Accountable2You » Resources » Personal Accountability » The Importance of Honesty
Telling the truth can be very difficult at times. We are all tempted to lie, especially when it seems like lying will keep us out of trouble. These situations can make us question the importance of honesty. But there are several good reasons to think that honesty is the best policy—even when it exposes our shortcomings to those we care most about.
Think about it from the other person’s perspective.
When we discover that we’ve been lied to, we often stop trusting the person who deceived us. People who frequently lie tend to leave a trail of broken relationships in their wake. They have difficulty keeping friends because no one likes to be lied to. No one can trust them, so no one lets them into their lives.
Those who make the mistake of trusting someone who frequently lies soon learn their lesson and push the liar away. You cannot trust a liar with your secrets. You cannot trust a liar with your possessions. You cannot trust them in your home, or with your friends, or with your family.
People who frequently lie tend to leave a trail of broken relationships in their wake.
Thinking about the lies of others quickly clears up the question of whether or not we ought to be honest ourselves. Do you want to be someone that nobody trusts? Do you want people to abandon you? Do you want others to warn their friends away from you before you even meet them?
One of the key teachings of Jesus is known as the Golden Rule: “do toward others as you would have others do toward you” (Matthew 7:12). This is a helpful guideline for determining how to behave in a wide variety of scenarios. Whether or not to tell the truth is one such situation.
The way you would respond to someone who lies to you is likely the way that others will respond to you if you aren’t honest with them. Is that the kind of response you want?
Even when we aren’t caught in the lie, honesty can still be seen to be a better policy. Lies often get out of hand very, very quickly. A little fib that seemed almost innocent at the time often leads to truckloads of additional lies to cover one’s tracks. It can get so complicated that it’s difficult to keep one’s own story straight. The amount of hard work that it can take to maintain a lie can quickly become overwhelmingly stressful—even if you’re never caught.
Lies often get out of hand very, very quickly.
The truth, on the other hand, is always easy to remember. It’s not anywhere near as difficult to keep your own story straight when you’re telling about the events that occurred as you actually remember them. While you may initially have stress at the thought of revealing a difficult truth to those you love, the difficult work of maintaining a lie can often be far more stressful and agonizing in the long run.
Not only can it be very difficult to maintain a lie, and not only is that difficulty itself a good reason to choose honesty instead, but sometimes keeping a lie can even get so overwhelmingly difficult that the dishonest person decides the relationship itself needs to go. Scuttling a relationship because telling lies has become so difficult is sadly not infrequent, and is a common self-destructive effect of dishonesty.
People will often divorce, or quit their jobs, or get themselves fired, or stop visiting their family because it is too difficult to maintain a lie, and telling the truth is not an option they will consider.

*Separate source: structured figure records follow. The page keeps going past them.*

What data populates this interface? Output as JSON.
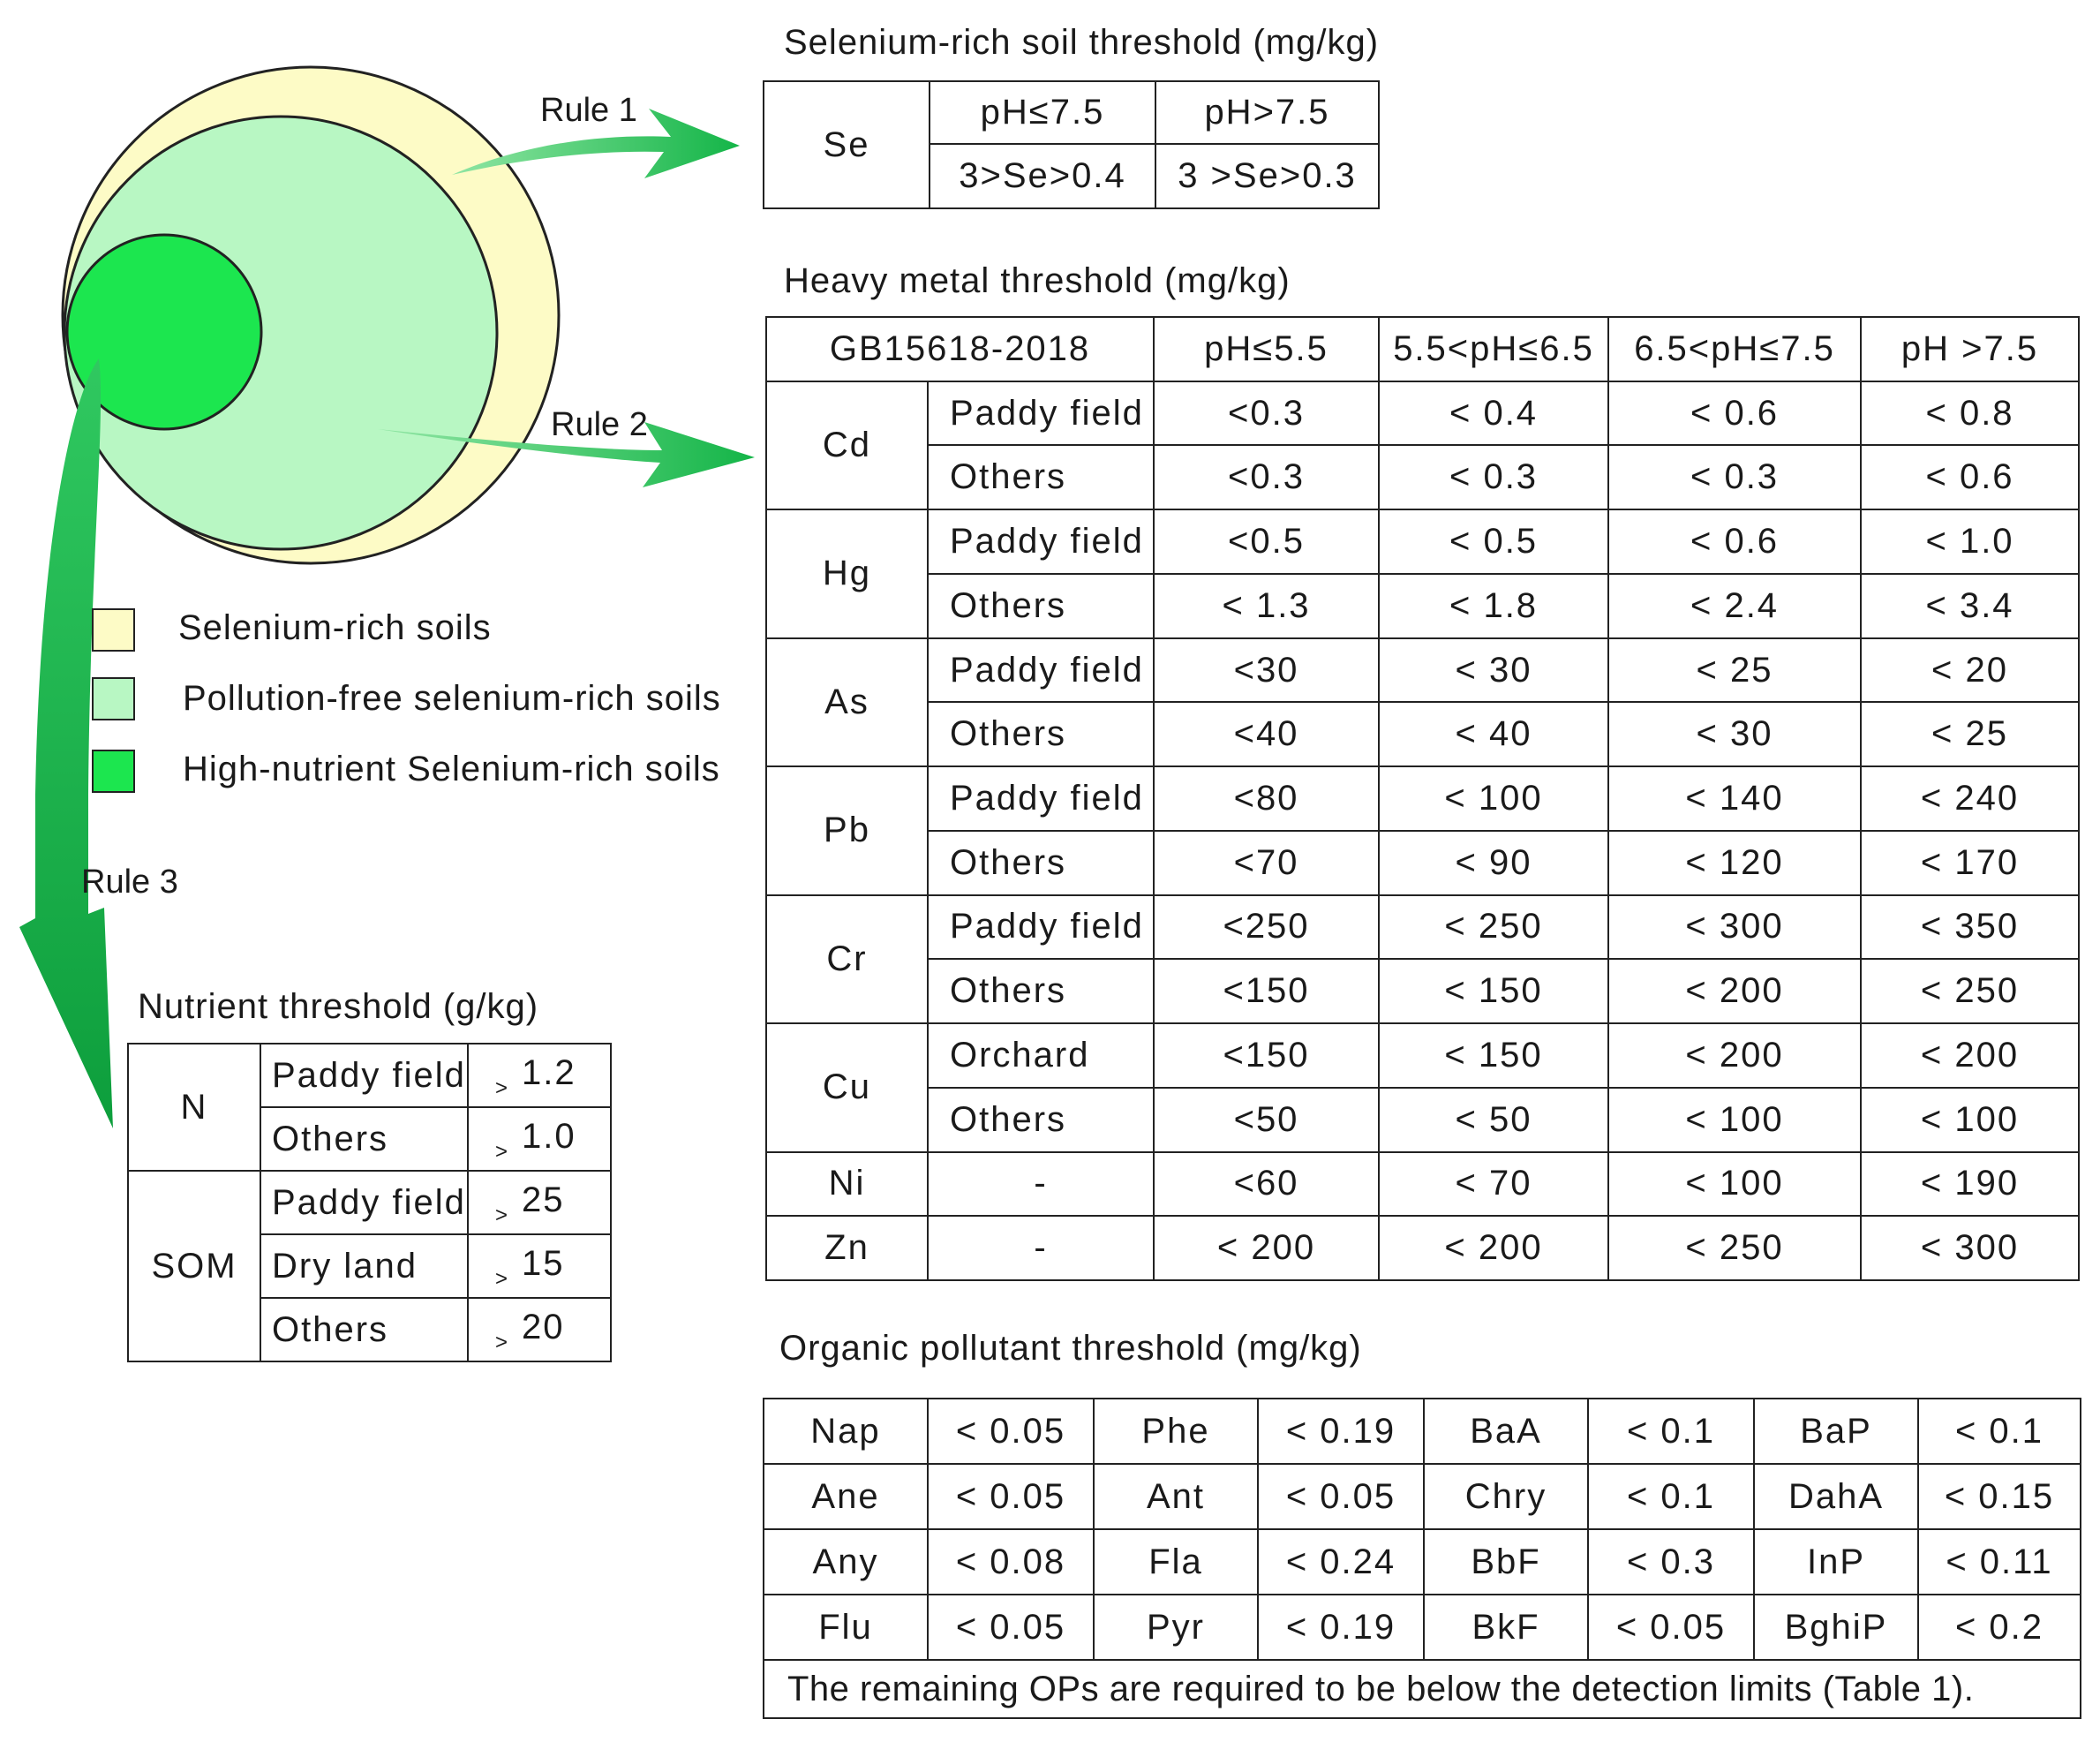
{
  "colors": {
    "selenium_rich": "#fdfbc6",
    "pollution_free": "#b8f7c3",
    "high_nutrient": "#1ce64f",
    "arrow": "#1fbe55"
  },
  "diagram": {
    "rule1": "Rule 1",
    "rule2": "Rule 2",
    "rule3": "Rule 3"
  },
  "legend": [
    {
      "label": "Selenium-rich soils"
    },
    {
      "label": "Pollution-free selenium-rich soils"
    },
    {
      "label": "High-nutrient Selenium-rich soils"
    }
  ],
  "se_table": {
    "title": "Selenium-rich soil threshold (mg/kg)",
    "element": "Se",
    "headers": [
      "pH≤7.5",
      "pH>7.5"
    ],
    "values": [
      "3>Se>0.4",
      "3 >Se>0.3"
    ]
  },
  "heavy_metal": {
    "title": "Heavy metal threshold (mg/kg)",
    "standard": "GB15618-2018",
    "headers": [
      "pH≤5.5",
      "5.5<pH≤6.5",
      "6.5<pH≤7.5",
      "pH >7.5"
    ],
    "rows": [
      {
        "element": "Cd",
        "sub": [
          {
            "type": "Paddy field",
            "values": [
              "<0.3",
              "< 0.4",
              "< 0.6",
              "< 0.8"
            ]
          },
          {
            "type": "Others",
            "values": [
              "<0.3",
              "< 0.3",
              "< 0.3",
              "< 0.6"
            ]
          }
        ]
      },
      {
        "element": "Hg",
        "sub": [
          {
            "type": "Paddy field",
            "values": [
              "<0.5",
              "< 0.5",
              "< 0.6",
              "< 1.0"
            ]
          },
          {
            "type": "Others",
            "values": [
              "< 1.3",
              "< 1.8",
              "< 2.4",
              "< 3.4"
            ]
          }
        ]
      },
      {
        "element": "As",
        "sub": [
          {
            "type": "Paddy field",
            "values": [
              "<30",
              "< 30",
              "< 25",
              "< 20"
            ]
          },
          {
            "type": "Others",
            "values": [
              "<40",
              "< 40",
              "< 30",
              "< 25"
            ]
          }
        ]
      },
      {
        "element": "Pb",
        "sub": [
          {
            "type": "Paddy field",
            "values": [
              "<80",
              "< 100",
              "< 140",
              "< 240"
            ]
          },
          {
            "type": "Others",
            "values": [
              "<70",
              "< 90",
              "< 120",
              "< 170"
            ]
          }
        ]
      },
      {
        "element": "Cr",
        "sub": [
          {
            "type": "Paddy field",
            "values": [
              "<250",
              "< 250",
              "< 300",
              "< 350"
            ]
          },
          {
            "type": "Others",
            "values": [
              "<150",
              "< 150",
              "< 200",
              "< 250"
            ]
          }
        ]
      },
      {
        "element": "Cu",
        "sub": [
          {
            "type": "Orchard",
            "values": [
              "<150",
              "< 150",
              "< 200",
              "< 200"
            ]
          },
          {
            "type": "Others",
            "values": [
              "<50",
              "< 50",
              "< 100",
              "< 100"
            ]
          }
        ]
      },
      {
        "element": "Ni",
        "sub": [
          {
            "type": "-",
            "values": [
              "<60",
              "< 70",
              "< 100",
              "< 190"
            ]
          }
        ]
      },
      {
        "element": "Zn",
        "sub": [
          {
            "type": "-",
            "values": [
              "< 200",
              "< 200",
              "< 250",
              "< 300"
            ]
          }
        ]
      }
    ]
  },
  "nutrient": {
    "title": "Nutrient threshold (g/kg)",
    "gt_symbol": ">",
    "groups": [
      {
        "name": "N",
        "rows": [
          {
            "type": "Paddy field",
            "value": "1.2"
          },
          {
            "type": "Others",
            "value": "1.0"
          }
        ]
      },
      {
        "name": "SOM",
        "rows": [
          {
            "type": "Paddy field",
            "value": "25"
          },
          {
            "type": "Dry land",
            "value": "15"
          },
          {
            "type": "Others",
            "value": "20"
          }
        ]
      }
    ]
  },
  "organic": {
    "title": "Organic pollutant threshold (mg/kg)",
    "rows": [
      [
        [
          "Nap",
          "< 0.05"
        ],
        [
          "Phe",
          "< 0.19"
        ],
        [
          "BaA",
          "< 0.1"
        ],
        [
          "BaP",
          "< 0.1"
        ]
      ],
      [
        [
          "Ane",
          "< 0.05"
        ],
        [
          "Ant",
          "< 0.05"
        ],
        [
          "Chry",
          "< 0.1"
        ],
        [
          "DahA",
          "< 0.15"
        ]
      ],
      [
        [
          "Any",
          "< 0.08"
        ],
        [
          "Fla",
          "< 0.24"
        ],
        [
          "BbF",
          "< 0.3"
        ],
        [
          "InP",
          "< 0.11"
        ]
      ],
      [
        [
          "Flu",
          "< 0.05"
        ],
        [
          "Pyr",
          "< 0.19"
        ],
        [
          "BkF",
          "< 0.05"
        ],
        [
          "BghiP",
          "< 0.2"
        ]
      ]
    ],
    "footer": "The remaining OPs  are required to be  below the detection limits (Table 1)."
  }
}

If you choose a path of dishonesty, then in order to make sure that your friends and family never know the truth, you may eventually wind up destroying precious relationships to avoid the stress of maintaining your fiction.
Often when we are dishonest, it is because we want to be seen as being the person we wish we actually were, rather than the person we actually are. But, interestingly enough, by being honest we can be more like that person we wish to be.
By being honest we can be more like that person we wish to be.
As one writer put it, “there's a wonderful, if subtle, benefit to aiming to tell the truth in as many circumstances as we can that turns out to be the only reason that I find actually gives me pause when I'm tempted not to: a dedication to honesty motivates us to strive to become all the good things lying helps us pretend we already are.”
Our world is what it is because that is how God wants it to be. As such, the truth reflects God’s will. The Bible puts it this way: God’s Word is truth (John 17:17). Additionally, Jesus, the Word of God (John 1:1), claimed to be the Way, the Truth, and the Life (John 14:6). For the Christian, these passages make it clear that telling the truth is one way to honor God.
God-honoring worship is most consistent with a lifestyle of honesty, rather than a pattern of deception.
Perhaps you’re just now realizing the importance of honesty. If you are someone who has been dishonest in the past, and you realize that the lies you’ve told were not the right choice, it isn’t too late for you to choose a path of honesty. Talk to a trusted friend or a wise counselor about your particular situation and to get advice on how you should go about dealing with your own past, because the exact steps that should be taken to rectify any given situation will always be unique.
Nevertheless, we have a forgiving God who loves us to such a degree that He made our forgiveness possible through the death of His own Son. Ultimate forgiveness for any lie is always available before God if we place our faith in Jesus the Christ.